Wednesday, 20 April 2011

Market Forces by Richard K. Morgan

From The Week of July 18, 2010


Even a cursory search of this blog will turn up numerous occasions in which I have showered Mr. Morgan with my admiration and affection. But while I respect the originality of the work, I struggled to digest its nihilism which was, at times, violent and cartoonish.

Market Forces imagines a near-future Britain which has completely succumbed to the cutthroat competition of corporate warfare. Ones position at work, as well as the fortunes of ones company, are defined by the newest spectator sport, combat driving, in which corporate executives, ensconced in glitzy cars tooled up for war, do their best to kill one another on the open road. Chris, our antihero, begins the novel as a middling executive quite content with his lot in life at a British company who trades in foreign wars. But as a series of events conspire to catapult him to the breathless heights of power, his dissatisfaction with the life grows until the pressure of the depravity and the ugliness threaten to crack him. Doing what they can to aid in this sundering of Chris' identity are a handful of foreign idealists who try to twig Chris' largely dormant conscience. But drowning out these positive influences are the seductive voices tempting him ever deeper into the world of corporate battle-wagons and international arms-dealing which makes demigods of ordinary mortals. Will Chris resist the urge to succumb, or will he fall and allow himself to revel in the corporate power destroying England? No matter which way it goes, it'll be a Hellride of epic proportions.

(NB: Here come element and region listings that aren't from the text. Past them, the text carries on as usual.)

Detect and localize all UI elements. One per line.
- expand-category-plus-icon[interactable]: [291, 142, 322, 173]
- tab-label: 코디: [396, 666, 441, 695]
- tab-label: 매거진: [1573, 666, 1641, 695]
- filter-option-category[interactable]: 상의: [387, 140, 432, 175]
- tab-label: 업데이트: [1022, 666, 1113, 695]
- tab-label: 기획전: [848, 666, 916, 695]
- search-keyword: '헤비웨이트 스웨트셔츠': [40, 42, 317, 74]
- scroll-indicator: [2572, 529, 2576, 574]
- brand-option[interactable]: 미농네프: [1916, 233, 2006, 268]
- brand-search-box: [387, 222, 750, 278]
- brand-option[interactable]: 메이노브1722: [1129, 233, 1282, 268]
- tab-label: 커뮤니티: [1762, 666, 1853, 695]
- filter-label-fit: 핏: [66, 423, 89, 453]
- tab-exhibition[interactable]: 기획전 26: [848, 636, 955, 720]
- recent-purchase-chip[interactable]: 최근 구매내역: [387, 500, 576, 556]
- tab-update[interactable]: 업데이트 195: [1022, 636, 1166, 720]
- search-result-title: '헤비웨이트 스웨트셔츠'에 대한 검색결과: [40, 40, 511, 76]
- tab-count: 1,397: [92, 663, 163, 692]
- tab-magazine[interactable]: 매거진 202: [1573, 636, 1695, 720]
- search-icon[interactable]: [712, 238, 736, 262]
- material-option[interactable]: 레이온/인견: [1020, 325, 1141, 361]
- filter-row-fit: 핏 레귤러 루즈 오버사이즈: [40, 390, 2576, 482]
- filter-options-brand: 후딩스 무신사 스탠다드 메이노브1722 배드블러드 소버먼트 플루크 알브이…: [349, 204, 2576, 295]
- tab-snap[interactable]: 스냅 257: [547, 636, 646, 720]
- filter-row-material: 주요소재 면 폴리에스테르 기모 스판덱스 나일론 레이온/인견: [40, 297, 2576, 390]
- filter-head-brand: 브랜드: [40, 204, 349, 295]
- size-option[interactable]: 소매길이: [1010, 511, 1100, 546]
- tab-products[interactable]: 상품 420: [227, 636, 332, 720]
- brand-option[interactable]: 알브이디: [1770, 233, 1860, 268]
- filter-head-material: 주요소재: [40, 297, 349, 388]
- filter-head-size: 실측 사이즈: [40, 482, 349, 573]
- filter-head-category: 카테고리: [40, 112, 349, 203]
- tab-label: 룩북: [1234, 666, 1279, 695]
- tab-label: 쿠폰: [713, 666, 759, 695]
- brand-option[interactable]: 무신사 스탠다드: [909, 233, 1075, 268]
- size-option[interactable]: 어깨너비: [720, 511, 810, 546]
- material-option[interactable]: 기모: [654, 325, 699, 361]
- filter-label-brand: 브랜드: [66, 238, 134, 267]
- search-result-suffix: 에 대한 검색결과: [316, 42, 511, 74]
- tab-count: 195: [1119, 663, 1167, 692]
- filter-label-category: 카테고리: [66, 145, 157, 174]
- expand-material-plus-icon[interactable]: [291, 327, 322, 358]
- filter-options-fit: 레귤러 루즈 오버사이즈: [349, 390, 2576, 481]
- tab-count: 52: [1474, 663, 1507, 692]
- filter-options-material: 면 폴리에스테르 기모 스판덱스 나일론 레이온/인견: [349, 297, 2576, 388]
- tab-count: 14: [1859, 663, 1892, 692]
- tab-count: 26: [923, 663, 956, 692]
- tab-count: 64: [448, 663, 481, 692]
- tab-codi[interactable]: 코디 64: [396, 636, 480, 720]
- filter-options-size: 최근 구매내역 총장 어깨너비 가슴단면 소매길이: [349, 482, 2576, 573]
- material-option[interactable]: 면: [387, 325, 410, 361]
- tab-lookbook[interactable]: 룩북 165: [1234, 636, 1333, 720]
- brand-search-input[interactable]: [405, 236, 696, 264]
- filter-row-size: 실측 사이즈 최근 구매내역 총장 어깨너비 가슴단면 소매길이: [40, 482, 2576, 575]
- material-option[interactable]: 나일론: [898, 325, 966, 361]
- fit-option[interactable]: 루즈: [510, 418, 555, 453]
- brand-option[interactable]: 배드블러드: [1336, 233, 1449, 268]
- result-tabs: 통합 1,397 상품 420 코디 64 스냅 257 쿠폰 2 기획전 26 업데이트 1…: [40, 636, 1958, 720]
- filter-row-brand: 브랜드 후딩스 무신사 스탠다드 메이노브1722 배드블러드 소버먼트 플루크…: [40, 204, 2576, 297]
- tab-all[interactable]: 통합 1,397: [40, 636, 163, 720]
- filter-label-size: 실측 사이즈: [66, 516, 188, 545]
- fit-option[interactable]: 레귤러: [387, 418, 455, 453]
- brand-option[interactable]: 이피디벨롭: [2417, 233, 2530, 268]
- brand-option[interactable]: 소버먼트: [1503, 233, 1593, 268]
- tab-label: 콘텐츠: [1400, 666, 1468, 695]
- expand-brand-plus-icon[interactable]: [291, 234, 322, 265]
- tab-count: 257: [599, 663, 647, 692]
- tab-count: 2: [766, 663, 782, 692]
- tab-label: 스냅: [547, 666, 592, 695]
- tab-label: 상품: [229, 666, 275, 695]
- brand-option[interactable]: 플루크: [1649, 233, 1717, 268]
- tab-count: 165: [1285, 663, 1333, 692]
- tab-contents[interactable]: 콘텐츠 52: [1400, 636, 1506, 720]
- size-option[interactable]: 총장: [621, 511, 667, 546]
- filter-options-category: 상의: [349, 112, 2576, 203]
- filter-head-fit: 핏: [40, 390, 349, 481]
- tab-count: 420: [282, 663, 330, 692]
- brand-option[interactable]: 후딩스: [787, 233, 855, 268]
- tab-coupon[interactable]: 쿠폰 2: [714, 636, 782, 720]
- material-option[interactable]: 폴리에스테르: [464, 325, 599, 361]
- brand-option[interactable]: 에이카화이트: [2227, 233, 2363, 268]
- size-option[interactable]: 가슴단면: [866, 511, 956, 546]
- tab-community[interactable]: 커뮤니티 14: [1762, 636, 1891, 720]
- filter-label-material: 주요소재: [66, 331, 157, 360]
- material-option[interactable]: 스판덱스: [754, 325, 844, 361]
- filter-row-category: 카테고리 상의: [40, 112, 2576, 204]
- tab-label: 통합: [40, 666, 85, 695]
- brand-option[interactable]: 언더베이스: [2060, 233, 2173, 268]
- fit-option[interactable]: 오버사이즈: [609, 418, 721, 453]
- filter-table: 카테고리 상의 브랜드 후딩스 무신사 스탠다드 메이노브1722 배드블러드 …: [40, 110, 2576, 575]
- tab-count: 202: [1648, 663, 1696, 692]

Mr. Morgan makes no bones of his criticism of British culture in what must be his most controversial effort. It cannot be a coincidence that the native English are invariably corrupt while the foreign-born actors look upon these island savages with disgust and contempt. But while Mr. Morgan is successful in holding up a mirror to the ever-more-hostile corporate culture, the seriousness of the message is muffled by the cartoonish nature of the battle races. Battle wagons, really? Corporate Samurai taken literally? It's all just a little too obvious. It's entertaining, no question; there's more than enough hedonism and nihilistic abandonment, and sharp, social critique here to satisfy any fan of Mr. Morgan's, much less any fan of dystopian fiction. But I expected more nuance from the master and I did not get it here. If Thirteen is is evisceration by scalpel, Market Forces is a baseball bat repeatedly upside the head. True, the baseball bat has its unsubtle virtues, but those are outweighed here by its sins. (2/5 Stars)

PS: And you know it kills me to rate it so low, especially for its inventiveness. But it is what it is.